The Vanguard Growth Index Fund (NASDAQMUTFUND:VIGRX) is a fund worthy of study. This growth-fund's performance is solely the result of an index portfolio made up of stocks that are selected by rigid criteria, not an all-star active manager.

Despite the fund's mechanical approach to stock selection, it's managed to beat the market over three-, five-, 10-, and even 15-year periods.

Digital images depicting business growth superimposed over a businessman's hand typing on a laptop

Image source: Getty Images.

How it picks great stocks

Vanguard's fund tracks an index designed by the Center for Research in Security Prices, known as the CRSP US Large Cap Growth Index. This index sorts stocks based on six fundamental factors that it believes will find the best growth stocks in the market. The six factors are as follows:

  • Future long-term growth in earnings per share
  • Future short-term growth in earnings per share
  • Three-year historical growth in earnings per share
  • Three-year historical growth in sales per share
  • Investment-to-assets ratio
  • Return on assets

After scoring each stock, the fund then invests only in the fastest-growing half of U.S. large-cap stocks. The result is a portfolio of stocks that are generally more expensive, but faster growing, than the broad market as measured by the S&P 500 Index.

One of the most notable differences is that the fund is currently overweight in technology -- 25% vs. about 17% -- and consumer cyclical stocks -- 19% vs. 11% -- compared to the S&P 500. It's also relatively underweight in financial services -- 6% vs. 15% -- and utility stocks -- less than 0.1% vs. 3.3% -- neither of which are particularly known for fast growth.

You'll recognize some of growth investors' favorite stocks among its top-10 holdings, which are listed below.

  1. Apple
  2. Alphabet
  3. Amazon
  4. Coca-Cola
  5. Home Depot
  6. Philip Morris International
  7. Walt Disney
  8. Visa
  9. Comcast
  10. Oracle 

Keeping it simple

Of course, a fund's methodology for stock picking is only half the battle.

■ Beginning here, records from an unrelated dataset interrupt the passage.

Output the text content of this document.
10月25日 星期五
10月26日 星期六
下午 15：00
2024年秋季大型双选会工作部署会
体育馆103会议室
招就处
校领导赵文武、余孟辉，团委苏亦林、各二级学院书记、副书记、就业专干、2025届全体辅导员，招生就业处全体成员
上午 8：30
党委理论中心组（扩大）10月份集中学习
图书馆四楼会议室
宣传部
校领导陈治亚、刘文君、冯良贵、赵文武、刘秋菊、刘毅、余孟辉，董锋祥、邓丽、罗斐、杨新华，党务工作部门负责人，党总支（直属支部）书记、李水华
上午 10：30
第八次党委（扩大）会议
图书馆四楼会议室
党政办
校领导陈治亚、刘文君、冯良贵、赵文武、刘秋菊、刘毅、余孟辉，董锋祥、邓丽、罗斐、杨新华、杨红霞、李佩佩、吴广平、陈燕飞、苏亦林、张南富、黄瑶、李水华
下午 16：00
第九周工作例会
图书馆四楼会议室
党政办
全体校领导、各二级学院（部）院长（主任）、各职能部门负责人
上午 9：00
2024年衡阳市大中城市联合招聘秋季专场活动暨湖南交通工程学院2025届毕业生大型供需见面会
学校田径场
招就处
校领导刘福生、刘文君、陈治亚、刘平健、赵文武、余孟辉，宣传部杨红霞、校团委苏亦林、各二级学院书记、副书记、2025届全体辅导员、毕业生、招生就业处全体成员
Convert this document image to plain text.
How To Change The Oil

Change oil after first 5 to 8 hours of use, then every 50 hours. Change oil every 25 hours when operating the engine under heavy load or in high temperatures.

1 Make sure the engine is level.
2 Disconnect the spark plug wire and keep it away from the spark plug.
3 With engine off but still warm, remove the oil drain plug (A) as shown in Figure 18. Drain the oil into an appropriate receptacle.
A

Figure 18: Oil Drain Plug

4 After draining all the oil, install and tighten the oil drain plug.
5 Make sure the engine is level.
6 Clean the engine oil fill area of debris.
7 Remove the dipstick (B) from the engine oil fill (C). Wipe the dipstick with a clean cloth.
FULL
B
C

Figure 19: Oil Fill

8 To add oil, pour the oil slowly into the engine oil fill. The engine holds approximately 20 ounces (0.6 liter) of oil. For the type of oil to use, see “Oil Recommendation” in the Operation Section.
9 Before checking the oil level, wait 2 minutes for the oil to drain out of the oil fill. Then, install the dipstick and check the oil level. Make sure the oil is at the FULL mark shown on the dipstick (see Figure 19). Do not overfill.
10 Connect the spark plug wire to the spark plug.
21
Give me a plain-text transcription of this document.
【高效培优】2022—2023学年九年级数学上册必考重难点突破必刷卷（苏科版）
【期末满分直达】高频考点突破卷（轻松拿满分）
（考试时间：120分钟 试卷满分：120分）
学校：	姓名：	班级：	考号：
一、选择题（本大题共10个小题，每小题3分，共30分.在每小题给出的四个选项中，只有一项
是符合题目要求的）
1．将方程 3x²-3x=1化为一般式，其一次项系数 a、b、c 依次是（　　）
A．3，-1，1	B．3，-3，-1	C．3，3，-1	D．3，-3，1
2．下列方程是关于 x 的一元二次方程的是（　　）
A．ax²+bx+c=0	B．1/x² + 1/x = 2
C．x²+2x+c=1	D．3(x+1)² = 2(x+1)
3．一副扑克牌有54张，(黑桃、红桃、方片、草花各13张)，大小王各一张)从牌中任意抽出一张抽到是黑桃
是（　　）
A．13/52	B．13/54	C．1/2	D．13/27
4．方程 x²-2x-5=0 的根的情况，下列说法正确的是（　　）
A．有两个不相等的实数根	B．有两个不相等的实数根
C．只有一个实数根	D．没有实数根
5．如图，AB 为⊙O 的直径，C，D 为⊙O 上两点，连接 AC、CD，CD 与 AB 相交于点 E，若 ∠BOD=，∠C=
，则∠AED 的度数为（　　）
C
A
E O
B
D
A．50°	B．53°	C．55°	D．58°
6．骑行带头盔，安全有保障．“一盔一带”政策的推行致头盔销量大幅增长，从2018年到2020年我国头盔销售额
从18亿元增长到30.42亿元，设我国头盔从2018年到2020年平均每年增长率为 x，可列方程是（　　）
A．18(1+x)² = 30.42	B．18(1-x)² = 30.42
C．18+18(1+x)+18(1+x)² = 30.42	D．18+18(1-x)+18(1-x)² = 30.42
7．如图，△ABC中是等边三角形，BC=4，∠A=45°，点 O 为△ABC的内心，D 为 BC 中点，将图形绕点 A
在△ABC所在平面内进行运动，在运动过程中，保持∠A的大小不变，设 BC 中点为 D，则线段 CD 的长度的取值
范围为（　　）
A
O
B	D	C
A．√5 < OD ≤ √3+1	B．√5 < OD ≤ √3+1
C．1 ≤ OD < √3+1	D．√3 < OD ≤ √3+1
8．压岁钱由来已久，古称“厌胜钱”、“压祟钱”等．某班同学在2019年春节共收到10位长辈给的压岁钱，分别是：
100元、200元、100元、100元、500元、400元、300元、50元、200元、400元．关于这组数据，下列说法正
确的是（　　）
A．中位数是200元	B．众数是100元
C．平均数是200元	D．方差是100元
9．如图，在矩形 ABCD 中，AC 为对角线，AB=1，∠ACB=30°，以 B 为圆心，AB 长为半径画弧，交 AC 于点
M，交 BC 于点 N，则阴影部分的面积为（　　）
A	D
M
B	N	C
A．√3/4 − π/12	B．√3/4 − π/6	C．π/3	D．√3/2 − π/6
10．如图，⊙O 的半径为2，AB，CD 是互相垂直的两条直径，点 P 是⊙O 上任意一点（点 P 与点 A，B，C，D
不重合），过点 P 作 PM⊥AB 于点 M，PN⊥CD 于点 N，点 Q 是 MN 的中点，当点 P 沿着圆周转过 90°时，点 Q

It's notable that the fund carries an annual expense ratio of just 0.22%, not much higher than more popular stock-index funds, and certainly much-less expensive than the average active fund. The exchange-traded fund variant of this strategy -- Vanguard Growth ETF (NYSEMKT:VUG) -- has an annual expense ratio of just 0.08%!

In addition, the fund tends to hold stocks for a very long time, minimizing turnover, taxes, and transaction costs. Data service Morningstar reports the fund turnover at just 9% compared to 3% for Vanguard's S&P 500 index fund. An average actively managed fund might have a turnover in excess of 100%, thus buying and selling stocks 11 times more frequently than the Vanguard Growth Index Fund.

Its historic outperformance can be simply summed up as a function of picking good growth stocks, and avoiding the common pitfall of high fees and turnover.